Linear Data Structures

Array

A (one-dimensional) array is a sequence of items with the same data type stored one after the other in computer memory. Each item in an array is accessible by specifying the value of the array's index. This means that the value of each item can be accessed very quickly regardless of where it is located in the structure.

visual representation of array


Linked list

A linked list is a sequence of zero or more elements called nodes, each containing two kinds of information: some data and one or more links called pointers to other nodes of the linked list. (A special pointer called “null” is used to indicate the absence of a node’s successor.) In a singly linked list, each node except the last one contains a single pointer to the next element.

To access a particular node of a linked list, one starts with the list’s first node and traverses the pointer chain until the particular node is reached. This means that the time requires to access an element of a singly linked list, unlike that of an array, depends on where in the list the element is located, you can simply access an item in the middle of the list without first reading each item that precedes it. 

On the positive side, linked lists do not require any preliminary reservation of the computer memory, so we don't need to know how big out dataset is beforehand, and insertions and deletions can be made quite efficiently in a linked list by reconnecting a few appropriate pointers.

Another extension is the structure called the doubly linked list, in which every node, except the first and the last, contains pointers to both its successor and its predecessor.


Stack

A stack is a collection with two defining operations, push and pop.

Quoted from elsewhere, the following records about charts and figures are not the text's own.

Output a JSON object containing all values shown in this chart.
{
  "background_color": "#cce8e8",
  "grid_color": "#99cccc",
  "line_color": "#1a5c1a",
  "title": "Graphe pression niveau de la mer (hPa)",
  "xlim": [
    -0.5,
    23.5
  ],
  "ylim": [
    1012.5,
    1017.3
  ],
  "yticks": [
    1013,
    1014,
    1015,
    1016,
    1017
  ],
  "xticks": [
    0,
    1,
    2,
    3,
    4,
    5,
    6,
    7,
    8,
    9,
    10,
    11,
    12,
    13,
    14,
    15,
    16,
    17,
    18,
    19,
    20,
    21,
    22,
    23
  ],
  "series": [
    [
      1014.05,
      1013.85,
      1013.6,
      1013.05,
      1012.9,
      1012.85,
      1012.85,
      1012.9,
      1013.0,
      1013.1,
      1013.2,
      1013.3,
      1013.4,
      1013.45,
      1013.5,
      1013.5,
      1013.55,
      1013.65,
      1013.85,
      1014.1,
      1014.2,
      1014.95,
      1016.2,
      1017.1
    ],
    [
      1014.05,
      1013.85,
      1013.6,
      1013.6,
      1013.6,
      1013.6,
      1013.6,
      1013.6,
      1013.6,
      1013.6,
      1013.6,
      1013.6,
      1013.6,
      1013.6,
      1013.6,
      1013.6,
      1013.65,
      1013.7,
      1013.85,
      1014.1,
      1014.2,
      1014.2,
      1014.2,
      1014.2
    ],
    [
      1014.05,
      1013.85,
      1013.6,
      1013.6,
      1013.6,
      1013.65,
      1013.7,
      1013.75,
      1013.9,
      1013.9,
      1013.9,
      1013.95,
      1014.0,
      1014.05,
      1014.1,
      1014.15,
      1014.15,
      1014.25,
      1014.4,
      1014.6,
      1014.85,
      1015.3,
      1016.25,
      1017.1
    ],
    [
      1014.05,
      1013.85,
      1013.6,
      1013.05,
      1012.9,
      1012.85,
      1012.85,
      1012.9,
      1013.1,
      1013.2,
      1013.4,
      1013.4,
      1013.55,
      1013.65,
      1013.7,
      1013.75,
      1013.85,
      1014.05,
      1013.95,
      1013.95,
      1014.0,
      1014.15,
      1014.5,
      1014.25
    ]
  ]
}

Push adds a new element at top of the stack, pop removes an element at the top of the stack. Stack abstract data type implements LIFO principle (last in, first out).


Queue

A queue is a collection with two defining operations, enqueue and dequeue. Enqueue adds new element at back of queue, dequeue removes element at front from queue. Queue abstract data type implements LIFO principle (last in, first out).

A priority queue is a queue that has a priority associated with each element it holds. Enqueue is the same as a (non-priority) queue, but for dequeue, the element with the highest priority is removed first. Think of a queue for boarding planes, passengers who are members of the airlines or elderly have priority board plane (dequeue).


Graphs 

A graph G = V, E is defined by a pair of two sets: a finite set V of items called vertices and a set E called edges, representing links/relations/connections between pairs of vertices. A graph G is undirected if the edges do not have a direction (i.e., all of the pairs of vertices in E are unordered). A graph G is directed if the edges from a direction (i.e., all of the pairs of vertices in E have an ordering imposed).

A weighted graph (or weighted digraph) is a graph (or digraph) with numbers assigned to its edges. These numbers are called weights or costs. An interest in such graphs is motivated by numerous real-world applications, such as finding the shortest path between two points in a transportation or communication network or the travelling salesman problem mentioned earlier.


Sets & Dictionaries

Map

A dictionary/map is a collection of (key, value) pairs, such that each key can only appear once in the dictionary/map. Example of a dictionary of former leaders and country they led:

Key
Value
Vladimir Lenin
Soviet Union
Winston Churchill
UK
Mao Ze Dong
China
Kevin Rudd
Australia
Barack Obama USA